Ambiciosa y persuasiva, María Antonieta la nombró «Ministre des Modes», cargo que no respondía a un simple capricho, sino a la pura lógica del mecanismo de dominio en el que la propia reina había convertido la moda. Vestir siguiendo sus criterios, compartir la información sobre las novedades, mostrar, en definitiva, especial interés por estos temas repercutía directamente en la posición otorgada por la soberana a los miembros de su Corte. Pero además, la moda era también para María Antonieta un ámbito de realización personal, similar al conquistado en los «salones» por las mujeres ilustradas. En este sentido, resulta muy significativo el hecho de que fuese la primera en adoptar las modas de inspiración inglesa, elogiadas por su apreciado Jean-Jacques Rousseau, quien encontraba en aquellos trajes una libertad de movimientos comparable a la permitida por la constitución de aquel país. Sus paseos por el Bosque de Bolonia, con traje de amazona, los vestidos de delicada muselina blanca, conocidos con el nombre de «chemise» de la reina, las pamelas de paja, los redingotes de corte masculino con los que aparecía en los retratos realizados por Elisabeth Louise Vigée Le Brun, suponían una provocación criticada y comentada en círculos oficiales.

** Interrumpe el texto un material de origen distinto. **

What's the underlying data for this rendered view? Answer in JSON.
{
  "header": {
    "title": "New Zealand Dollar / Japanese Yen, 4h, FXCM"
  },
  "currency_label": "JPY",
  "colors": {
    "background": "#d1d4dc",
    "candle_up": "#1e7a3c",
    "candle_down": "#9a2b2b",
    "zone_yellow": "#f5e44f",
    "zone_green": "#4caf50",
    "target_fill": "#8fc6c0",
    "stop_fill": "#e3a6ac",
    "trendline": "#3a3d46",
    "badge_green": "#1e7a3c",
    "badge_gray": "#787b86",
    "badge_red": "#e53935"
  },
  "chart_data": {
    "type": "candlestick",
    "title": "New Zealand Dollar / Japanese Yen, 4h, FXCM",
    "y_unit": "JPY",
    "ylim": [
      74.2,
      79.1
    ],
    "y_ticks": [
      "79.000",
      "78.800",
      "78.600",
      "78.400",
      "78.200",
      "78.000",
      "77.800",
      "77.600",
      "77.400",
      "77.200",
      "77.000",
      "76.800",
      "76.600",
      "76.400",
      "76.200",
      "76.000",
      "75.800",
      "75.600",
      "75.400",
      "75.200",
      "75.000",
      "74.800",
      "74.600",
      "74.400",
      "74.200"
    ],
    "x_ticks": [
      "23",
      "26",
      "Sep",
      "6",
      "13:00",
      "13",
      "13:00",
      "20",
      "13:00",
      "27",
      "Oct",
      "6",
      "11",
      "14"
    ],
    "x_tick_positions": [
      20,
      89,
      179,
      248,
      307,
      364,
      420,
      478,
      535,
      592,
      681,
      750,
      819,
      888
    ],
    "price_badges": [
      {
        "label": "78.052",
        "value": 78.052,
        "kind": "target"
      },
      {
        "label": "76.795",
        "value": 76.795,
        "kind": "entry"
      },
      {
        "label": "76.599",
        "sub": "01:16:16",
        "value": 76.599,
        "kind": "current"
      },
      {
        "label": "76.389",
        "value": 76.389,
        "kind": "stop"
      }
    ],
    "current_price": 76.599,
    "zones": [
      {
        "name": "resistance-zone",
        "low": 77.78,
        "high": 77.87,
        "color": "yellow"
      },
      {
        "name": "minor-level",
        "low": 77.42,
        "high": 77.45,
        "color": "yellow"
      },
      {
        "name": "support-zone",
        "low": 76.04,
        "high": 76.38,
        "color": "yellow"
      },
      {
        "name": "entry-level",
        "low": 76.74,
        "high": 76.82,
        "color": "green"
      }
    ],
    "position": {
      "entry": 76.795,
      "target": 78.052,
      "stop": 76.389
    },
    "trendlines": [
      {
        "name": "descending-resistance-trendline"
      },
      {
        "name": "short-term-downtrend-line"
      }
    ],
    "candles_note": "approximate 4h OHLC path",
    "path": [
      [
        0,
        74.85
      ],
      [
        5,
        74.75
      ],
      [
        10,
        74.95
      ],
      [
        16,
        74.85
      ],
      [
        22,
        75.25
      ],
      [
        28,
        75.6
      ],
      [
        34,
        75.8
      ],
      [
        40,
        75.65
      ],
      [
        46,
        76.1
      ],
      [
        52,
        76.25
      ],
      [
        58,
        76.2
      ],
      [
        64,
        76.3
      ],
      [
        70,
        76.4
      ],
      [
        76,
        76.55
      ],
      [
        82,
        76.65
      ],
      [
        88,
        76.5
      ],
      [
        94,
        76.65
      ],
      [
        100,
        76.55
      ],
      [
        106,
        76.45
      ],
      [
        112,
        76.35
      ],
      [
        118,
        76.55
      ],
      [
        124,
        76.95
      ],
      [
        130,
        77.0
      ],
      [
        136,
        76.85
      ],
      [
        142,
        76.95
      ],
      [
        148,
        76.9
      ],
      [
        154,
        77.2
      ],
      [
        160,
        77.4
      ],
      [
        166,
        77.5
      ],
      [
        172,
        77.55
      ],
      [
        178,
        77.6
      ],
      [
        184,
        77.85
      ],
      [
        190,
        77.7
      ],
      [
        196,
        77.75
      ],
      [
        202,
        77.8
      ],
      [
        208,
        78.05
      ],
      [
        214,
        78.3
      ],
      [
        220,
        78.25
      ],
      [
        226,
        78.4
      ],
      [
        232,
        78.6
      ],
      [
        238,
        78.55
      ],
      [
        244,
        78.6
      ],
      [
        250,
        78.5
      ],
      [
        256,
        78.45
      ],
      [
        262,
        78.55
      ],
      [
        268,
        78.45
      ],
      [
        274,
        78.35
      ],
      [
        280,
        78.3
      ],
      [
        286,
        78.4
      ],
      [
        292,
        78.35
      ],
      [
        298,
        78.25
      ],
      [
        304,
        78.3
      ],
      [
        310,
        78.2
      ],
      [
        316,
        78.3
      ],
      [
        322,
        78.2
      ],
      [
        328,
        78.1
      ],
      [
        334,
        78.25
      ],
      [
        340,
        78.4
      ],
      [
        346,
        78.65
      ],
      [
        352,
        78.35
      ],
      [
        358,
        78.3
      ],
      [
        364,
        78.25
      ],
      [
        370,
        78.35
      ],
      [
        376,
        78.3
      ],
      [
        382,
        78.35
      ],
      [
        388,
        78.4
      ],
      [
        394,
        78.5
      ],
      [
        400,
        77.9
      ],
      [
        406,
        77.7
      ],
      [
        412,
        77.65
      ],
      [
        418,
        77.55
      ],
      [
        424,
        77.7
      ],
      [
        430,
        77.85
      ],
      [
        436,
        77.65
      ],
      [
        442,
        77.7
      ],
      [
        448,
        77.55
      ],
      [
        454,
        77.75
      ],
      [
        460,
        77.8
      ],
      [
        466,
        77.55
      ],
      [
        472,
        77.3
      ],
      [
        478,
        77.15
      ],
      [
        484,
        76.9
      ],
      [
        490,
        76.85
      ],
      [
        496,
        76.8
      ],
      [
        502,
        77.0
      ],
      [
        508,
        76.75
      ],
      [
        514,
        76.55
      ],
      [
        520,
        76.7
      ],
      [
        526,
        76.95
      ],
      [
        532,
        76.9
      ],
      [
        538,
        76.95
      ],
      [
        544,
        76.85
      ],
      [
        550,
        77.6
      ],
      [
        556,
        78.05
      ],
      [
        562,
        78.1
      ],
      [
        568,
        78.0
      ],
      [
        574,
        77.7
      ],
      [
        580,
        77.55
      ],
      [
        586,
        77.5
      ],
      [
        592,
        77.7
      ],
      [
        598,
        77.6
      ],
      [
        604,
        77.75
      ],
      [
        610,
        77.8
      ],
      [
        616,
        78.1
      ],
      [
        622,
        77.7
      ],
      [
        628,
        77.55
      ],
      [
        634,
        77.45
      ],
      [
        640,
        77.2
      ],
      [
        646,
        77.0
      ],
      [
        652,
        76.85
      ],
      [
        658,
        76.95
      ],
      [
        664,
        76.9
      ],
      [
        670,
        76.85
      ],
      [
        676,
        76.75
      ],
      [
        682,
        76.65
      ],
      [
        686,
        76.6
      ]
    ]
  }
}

Porque la nueva imagen de la reina no solo minaba la autoridad del «traje a la francesa» sino que se mostraba plenamente acorde con modernos idea les de corte político e intelectual, participando del gusto inglés, de la anglomanía del momento.”
Lourdes Cerrillo Rubio. «El gusto en los vestidos: los orígenes de la moda de autor». Simposio Reflexiones sobre el gusto. Zaragoza, IFC, 2012. pp.129-131.